If the view of the Reformers on the Eucharist were true, it would mean the following:

  • Either St. John the Apostle was not a good or clear teacher to his disciples, or his disciples intentionally did not pass on his teachings

  • The disciples of the Apostles did not receive the guidance and blessings of the Holy Spirit and Scripture is wrong in Acts 8

  • St Ignatius, bishop of Antioch, disciple of John, is a heretic

  • St Polycarp, bishop of Smyrna, disciple of John, is a heretic

  • St. Peter, led by the Spirit, taught unclearly and laid a weak enough foundation in the Church of Antioch that it was able to be overcome by heresy within decades of his departure

  • St. Peter, an Apostle led by the Holy Spirit, entrusted the Church of Antioch to a heretic by allowing/making Ignatius the bishop in his stead.

  • That the entire Church of Smyrna were a Church of heretics since they venerated Ignatius, mirrored his views, and preserved his letter.

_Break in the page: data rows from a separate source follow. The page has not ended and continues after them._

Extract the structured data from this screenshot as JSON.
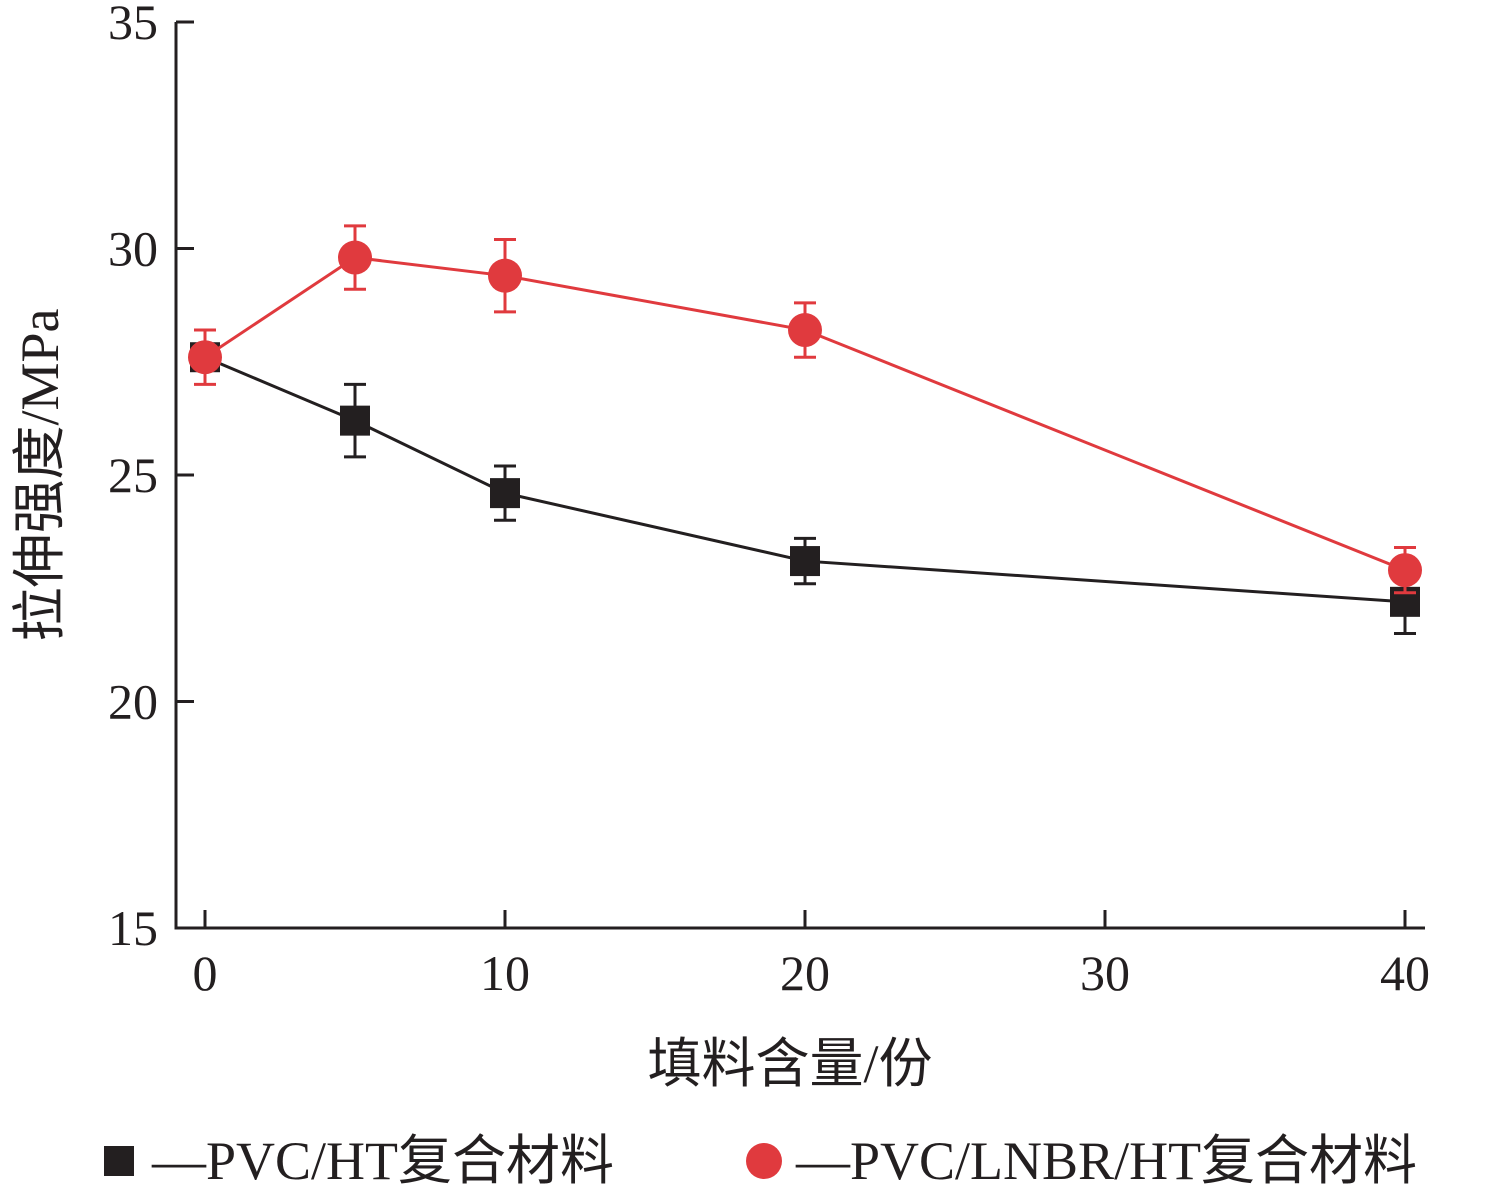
{
  "chart_data": {
    "type": "line",
    "xlabel": "填料含量/份",
    "ylabel": "拉伸强度/MPa",
    "xlim": [
      -1,
      41
    ],
    "ylim": [
      15,
      35
    ],
    "xticks": [
      0,
      10,
      20,
      30,
      40
    ],
    "yticks": [
      15,
      20,
      25,
      30,
      35
    ],
    "grid": false,
    "legend_position": "bottom",
    "series": [
      {
        "name": "—PVC/HT复合材料",
        "marker": "square",
        "color": "#231f20",
        "x": [
          0,
          5,
          10,
          20,
          40
        ],
        "y": [
          27.6,
          26.2,
          24.6,
          23.1,
          22.2
        ],
        "error": [
          0.2,
          0.8,
          0.6,
          0.5,
          0.7
        ]
      },
      {
        "name": "—PVC/LNBR/HT复合材料",
        "marker": "circle",
        "color": "#e03a3e",
        "x": [
          0,
          5,
          10,
          20,
          40
        ],
        "y": [
          27.6,
          29.8,
          29.4,
          28.2,
          22.9
        ],
        "error": [
          0.6,
          0.7,
          0.8,
          0.6,
          0.5
        ]
      }
    ]
  }
}
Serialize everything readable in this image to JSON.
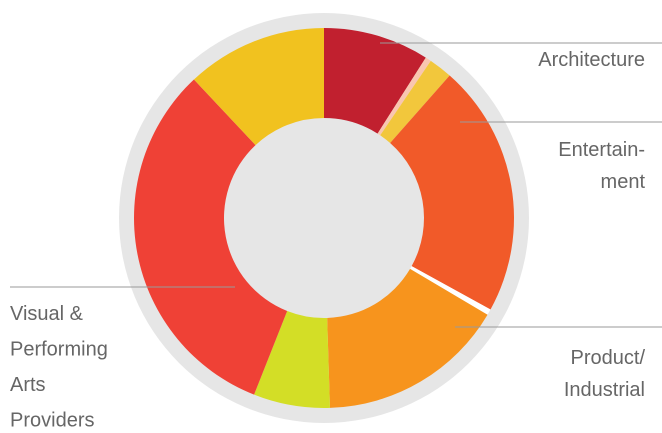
{
  "chart_data": {
    "type": "donut",
    "categories": [
      "Architecture",
      null,
      null,
      "Entertain-\nment",
      null,
      "Product/\nIndustrial",
      null,
      "Visual &\nPerforming\nArts\nProviders",
      null
    ],
    "values": [
      9,
      0.5,
      2,
      21.5,
      0.5,
      16,
      6.5,
      32,
      12
    ],
    "colors": [
      "#c1202f",
      "#f9c6b0",
      "#f2c73c",
      "#f15a29",
      "#ffffff",
      "#f7941d",
      "#d3de26",
      "#ef4136",
      "#f1c21f"
    ]
  }
}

  • That nearly every Christian from the 2nd century up until the 16th century was a heretic

  • That every practicing Catholic from the 16th century up until today is a persistent heretic

But these points definitely are not and can not be true as we will see from Ignatius' letter to the Church of Rome. Ignatius, in all of his letters, speaks of submission to authority, or more specifically, to one's local bishop, but in his letter to the Romans he humbles himself to that church which presides over the other churches in love. He wrote:

"Ignatius, also called Theophorus, to the Church that has found mercy in the transcendent Majesty of the Most High Father and of Jesus Christ, His only Son; the church by the will of Him who willed all things that exist, beloved and illuminated through the faith and love of Jesus Christ our God; which also presides in the chief place of the Roman territory; a church worthy of God, worthy of honor, worthy of felicitation, worthy of praise, worthy of success, worthy of sanctification, and presiding in love, maintaining the law of Christ, and bearer of the Father's name: her do I therefore salute in the name of Jesus Christ, the Son of the Father."

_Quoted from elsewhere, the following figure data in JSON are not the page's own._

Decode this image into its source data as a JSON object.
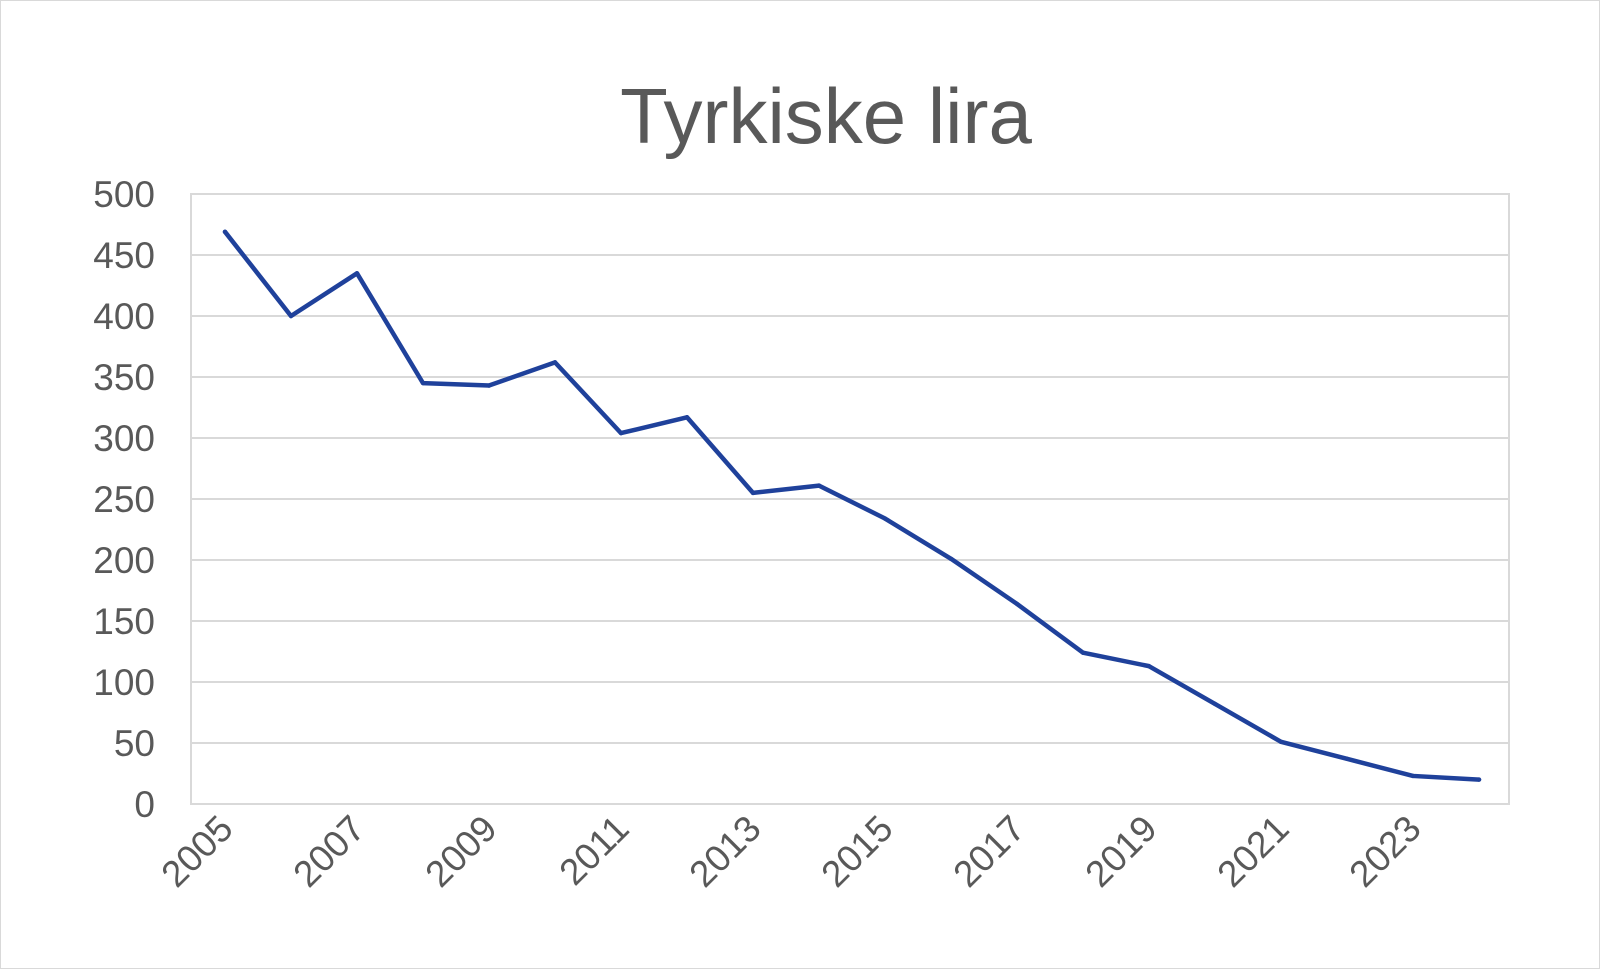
{
  "chart_data": {
    "type": "line",
    "title": "Tyrkiske lira",
    "xlabel": "",
    "ylabel": "",
    "x": [
      2005,
      2006,
      2007,
      2008,
      2009,
      2010,
      2011,
      2012,
      2013,
      2014,
      2015,
      2016,
      2017,
      2018,
      2019,
      2020,
      2021,
      2022,
      2023,
      2024
    ],
    "x_tick_labels": [
      "2005",
      "2007",
      "2009",
      "2011",
      "2013",
      "2015",
      "2017",
      "2019",
      "2021",
      "2023"
    ],
    "y_tick_labels": [
      "500",
      "450",
      "400",
      "350",
      "300",
      "250",
      "200",
      "150",
      "100",
      "50",
      "0"
    ],
    "ylim": [
      0,
      500
    ],
    "grid": true,
    "series": [
      {
        "values": [
          469,
          400,
          435,
          345,
          343,
          362,
          304,
          317,
          255,
          261,
          234,
          201,
          164,
          124,
          113,
          82,
          51,
          37,
          23,
          20
        ],
        "color": "#1f419b"
      }
    ]
  }
}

He goes on to state later in the same letter:

"Not like Peter and Paul do I issue any orders to you. They were Apostles, I am a convict; they were free, I am until this moment a slave. But once I have suffered, I shall become a freedman of Jesus Christ, and, united with Him, I shall rise a free man. Just now I learn, being in chains, to desire nothing."(St Ignatius to the Church of Rome)

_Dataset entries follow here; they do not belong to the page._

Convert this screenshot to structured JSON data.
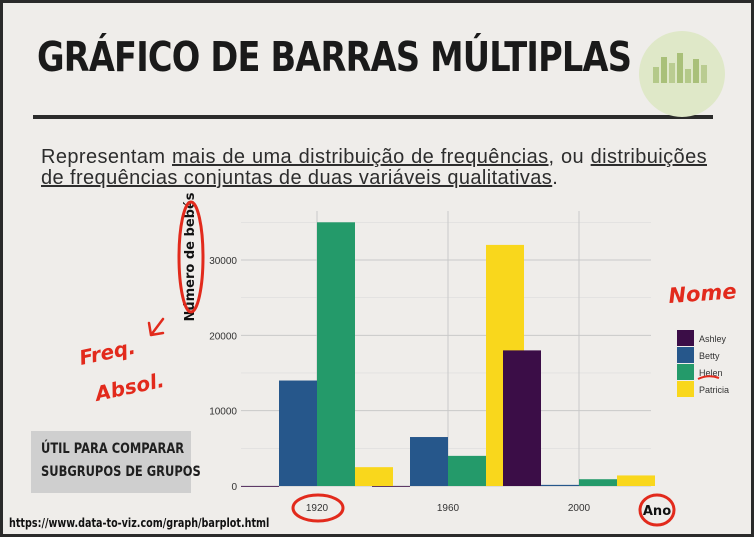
{
  "slide": {
    "title": "GRÁFICO DE BARRAS MÚLTIPLAS",
    "intro_1": "Representam ",
    "intro_2": "mais de uma distribuição de frequências",
    "intro_3": ", ou ",
    "intro_4": "distribuições de frequências conjuntas de duas variáveis qualitativas",
    "intro_5": ".",
    "callout_line1": "ÚTIL PARA COMPARAR",
    "callout_line2": "SUBGRUPOS DE GRUPOS",
    "source": "https://www.data-to-viz.com/graph/barplot.html"
  },
  "annotations": {
    "freq1": "Freq.",
    "freq2": "Absol.",
    "nome": "Nome"
  },
  "colors": {
    "Ashley": "#3b0d47",
    "Betty": "#26578b",
    "Helen": "#249a6a",
    "Patricia": "#f9d71c",
    "annotation": "#e22a1c"
  },
  "chart_data": {
    "type": "bar",
    "categories": [
      "1920",
      "1960",
      "2000"
    ],
    "series": [
      {
        "name": "Ashley",
        "values": [
          0,
          0,
          18000
        ]
      },
      {
        "name": "Betty",
        "values": [
          14000,
          6500,
          150
        ]
      },
      {
        "name": "Helen",
        "values": [
          35000,
          4000,
          900
        ]
      },
      {
        "name": "Patricia",
        "values": [
          2500,
          32000,
          1400
        ]
      }
    ],
    "xlabel": "Ano",
    "ylabel": "Número de bebés",
    "ylim": [
      0,
      36500
    ],
    "yticks": [
      0,
      10000,
      20000,
      30000
    ],
    "ytick_labels": [
      "0",
      "10000",
      "20000",
      "30000"
    ],
    "grid": true,
    "legend_position": "right"
  }
}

A man with these principles and views would not willfully sabotage the teachings of St. John the Apostle who instructed him, nor St Peter, the leader of the Church, whom he succeeded in his native region and received his office as bishop of Antioch. Neither Ignatius' convictions, nor the receiving of the Spirit by the laying on of hands by John could lead him to ever shepherd his church into heresy. So there can only be one conclusion: his teaching on the Eucharist is an inspired apostolic teaching.

Christ, then, did not institute a covenant of symbols and confusion. The Eucharist is as real today as it was in the Last Supper when it was instituted. What a blessing it is that we are called to receive this gift of inexhaustible and unimaginable grace. The Sacrifice of the Mass is not an instrument or "engine of Satan" (Calvin), but rather a Life giving gift from God Himself (John 6:33). It is the means by which Christ remains with us not in a sign but in His very body and blood. The Mass is where we may find this union with God while we yet live on this side of eternity. And all praise and honor and glory be to Him for this.